La Génération Y : pour une coopération réussie
Au cours des dix dernières années, nous avons eu du mal à comprendre les jeunes adultes et à les définir, et cette difficulté continue de nous inquiéter. La nouvelle génération se caractérise par la rapidité, l’instabilité et la précarité propres à son époque : il ne fait aucun doute qu’elle aura des répercussions considérables sur le fonctionnement des entreprises, voire de la société.
Nous devons saisir, je pense, la combinaison unique de découverte et de diversité, de grandeur et d’originalité, qui caractérise la génération Y. Pour appréhender l’identité de ces jeunes adultes dans toute sa richesse et toute sa complexité, nous devons d’abord percevoir à quel point ils nous interpellent, en dépit de tous nos efforts pour les écouter puis nous rendre compte combien sont superficiels et partiels les jugements simplistes que nous tenons les uns et les autres à leur propos.
Par leur goût des liens inédits, les jeunes adultes ont aussi une dimension d’artistes, en quoi ils se différencient plus radicalement encore des adultes des générations précédentes. Ils s’intéressent à ce qui leur est moins familier. Ce sont des découvreurs. Leur univers n’est jamais clos, mais susceptible de s’ouvrir sans cesse à des combinaisons inattendues.
Émetteur plutôt que récepteur
Esprit volage, le jeune adulte aime atteindre les limites, tenter le risque. La sagesse ne l’intéresse pas outre mesure, surtout si elle signifie le consentement à la réalité telle qu’elle est. Sa revendication d’inachèvement le range évidemment dans le camp des antidogmatiques.

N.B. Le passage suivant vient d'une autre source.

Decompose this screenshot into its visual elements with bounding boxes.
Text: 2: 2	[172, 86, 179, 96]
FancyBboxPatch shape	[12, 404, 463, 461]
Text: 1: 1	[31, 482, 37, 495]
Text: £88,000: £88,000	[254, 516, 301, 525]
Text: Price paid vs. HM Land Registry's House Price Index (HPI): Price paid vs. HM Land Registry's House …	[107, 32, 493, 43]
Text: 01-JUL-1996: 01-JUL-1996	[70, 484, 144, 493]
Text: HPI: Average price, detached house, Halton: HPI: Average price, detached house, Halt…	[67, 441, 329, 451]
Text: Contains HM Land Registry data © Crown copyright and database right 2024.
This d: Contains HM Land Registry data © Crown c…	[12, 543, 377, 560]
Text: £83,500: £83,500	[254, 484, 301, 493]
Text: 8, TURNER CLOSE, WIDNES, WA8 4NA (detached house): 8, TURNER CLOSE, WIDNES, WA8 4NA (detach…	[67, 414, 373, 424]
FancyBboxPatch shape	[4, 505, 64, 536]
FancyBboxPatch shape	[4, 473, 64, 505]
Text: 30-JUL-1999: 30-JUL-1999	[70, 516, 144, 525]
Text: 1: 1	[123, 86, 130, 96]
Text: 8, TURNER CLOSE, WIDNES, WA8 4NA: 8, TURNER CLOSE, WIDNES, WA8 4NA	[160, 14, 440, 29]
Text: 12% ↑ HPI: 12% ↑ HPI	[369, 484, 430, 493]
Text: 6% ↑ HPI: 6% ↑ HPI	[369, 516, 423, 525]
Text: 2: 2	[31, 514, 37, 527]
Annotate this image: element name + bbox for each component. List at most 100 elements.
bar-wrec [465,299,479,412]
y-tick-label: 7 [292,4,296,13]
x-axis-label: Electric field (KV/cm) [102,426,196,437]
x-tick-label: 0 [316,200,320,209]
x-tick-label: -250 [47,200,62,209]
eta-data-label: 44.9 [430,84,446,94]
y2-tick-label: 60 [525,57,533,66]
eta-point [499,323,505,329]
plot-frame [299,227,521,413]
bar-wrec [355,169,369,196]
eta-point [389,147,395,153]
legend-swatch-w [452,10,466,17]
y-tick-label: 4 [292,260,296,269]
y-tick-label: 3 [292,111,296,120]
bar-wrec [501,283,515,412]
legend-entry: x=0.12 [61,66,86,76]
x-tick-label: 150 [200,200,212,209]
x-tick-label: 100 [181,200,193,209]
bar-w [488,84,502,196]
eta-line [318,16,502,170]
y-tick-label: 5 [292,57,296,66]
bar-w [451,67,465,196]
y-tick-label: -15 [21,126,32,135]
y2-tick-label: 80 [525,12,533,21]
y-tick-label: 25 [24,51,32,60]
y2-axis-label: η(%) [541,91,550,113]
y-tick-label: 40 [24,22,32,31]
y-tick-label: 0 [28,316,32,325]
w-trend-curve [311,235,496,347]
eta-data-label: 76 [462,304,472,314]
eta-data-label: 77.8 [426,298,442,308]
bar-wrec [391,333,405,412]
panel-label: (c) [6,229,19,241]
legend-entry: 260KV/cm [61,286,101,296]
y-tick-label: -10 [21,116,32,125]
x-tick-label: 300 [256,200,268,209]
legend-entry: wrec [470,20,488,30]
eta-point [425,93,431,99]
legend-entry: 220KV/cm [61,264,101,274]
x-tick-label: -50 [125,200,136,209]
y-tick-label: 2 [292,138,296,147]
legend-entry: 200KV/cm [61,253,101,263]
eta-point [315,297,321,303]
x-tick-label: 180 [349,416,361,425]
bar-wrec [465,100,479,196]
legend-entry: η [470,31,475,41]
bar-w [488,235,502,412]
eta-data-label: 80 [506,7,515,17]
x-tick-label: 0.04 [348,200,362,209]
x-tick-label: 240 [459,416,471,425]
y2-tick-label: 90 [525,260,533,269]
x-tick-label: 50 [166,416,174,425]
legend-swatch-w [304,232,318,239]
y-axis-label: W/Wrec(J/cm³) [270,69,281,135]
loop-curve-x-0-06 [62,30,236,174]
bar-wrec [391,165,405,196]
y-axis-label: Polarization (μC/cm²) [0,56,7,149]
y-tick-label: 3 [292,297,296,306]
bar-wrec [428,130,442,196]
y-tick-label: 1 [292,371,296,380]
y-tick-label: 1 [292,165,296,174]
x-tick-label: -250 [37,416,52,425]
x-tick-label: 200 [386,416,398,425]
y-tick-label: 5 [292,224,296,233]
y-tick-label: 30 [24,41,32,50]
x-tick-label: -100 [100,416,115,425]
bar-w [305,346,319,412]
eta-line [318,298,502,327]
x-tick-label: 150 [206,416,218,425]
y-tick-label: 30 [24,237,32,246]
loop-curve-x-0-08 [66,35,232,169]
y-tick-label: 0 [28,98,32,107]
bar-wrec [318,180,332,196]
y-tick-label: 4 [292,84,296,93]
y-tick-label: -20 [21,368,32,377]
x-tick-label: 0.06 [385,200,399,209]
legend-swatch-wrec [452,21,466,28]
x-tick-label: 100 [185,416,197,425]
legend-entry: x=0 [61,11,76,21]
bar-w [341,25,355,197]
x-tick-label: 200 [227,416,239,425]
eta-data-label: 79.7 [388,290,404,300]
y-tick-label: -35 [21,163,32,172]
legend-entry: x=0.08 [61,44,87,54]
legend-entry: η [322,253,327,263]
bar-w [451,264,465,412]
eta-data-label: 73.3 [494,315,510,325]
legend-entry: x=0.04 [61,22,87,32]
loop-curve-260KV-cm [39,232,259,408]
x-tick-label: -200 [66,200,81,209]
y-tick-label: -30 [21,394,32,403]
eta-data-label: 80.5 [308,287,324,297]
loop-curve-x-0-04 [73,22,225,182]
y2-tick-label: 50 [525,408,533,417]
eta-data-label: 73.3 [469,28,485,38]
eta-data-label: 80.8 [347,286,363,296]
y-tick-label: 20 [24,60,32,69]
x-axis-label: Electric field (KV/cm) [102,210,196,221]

Il est en effet capable de « s’occuper de ce qui ne le regarde pas. » Le braconnage des savoirs qui le caractérise peut l’arracher à lui-même pour le jeter dans la mêlée. Chez lui, le goût pour la pensée est potentiellement subversif lorsqu’il invite au « pourquoi pas », au « comme si », à l’ailleurs. On s’accorde du reste pour le considérer comme un « émetteur » plutôt que comme un « récepteur. »
Est-il nécessaire de le mentionner ? La génération Y a souvent la réputation d’être irresponsable. Il faut d’abord l’entendre au sens premier du terme : le jeune prétend n’avoir de compte à rendre qu’à lui-même et n’accepter d’autre autorité que lui-même. Il ne reconnaît pour guides ni les traditions, ni Dieu, ni ses parents, ni ses employeurs, ni les maîtres de l’heure. Penser est pour lui un acte solitaire, tantôt exaltant tantôt désespérant, mais jamais confortable.
La « génération Y », qui succède à la « génération X », a vu le jour en 1979, à une époque où une majorité de mères étaient sur le marché du travail. À tort ou à raison, les Nexters (on les appelle aussi la génération millénaire, Écho, Net, « Next », « Why », « M.t.v. », Numérique, Citoyen du monde, Caméléon) sont reconnus pour ne pas exécuter d’emblée ce qu’on leur demande. On les dit paresseux, peu loyaux et prêts à tout abandonner s’ils ne trouvent pas satisfactions à leurs besoins. Avant d’agir, ils veulent des explications, comprendre les motifs derrière les directives, savoir pourquoi.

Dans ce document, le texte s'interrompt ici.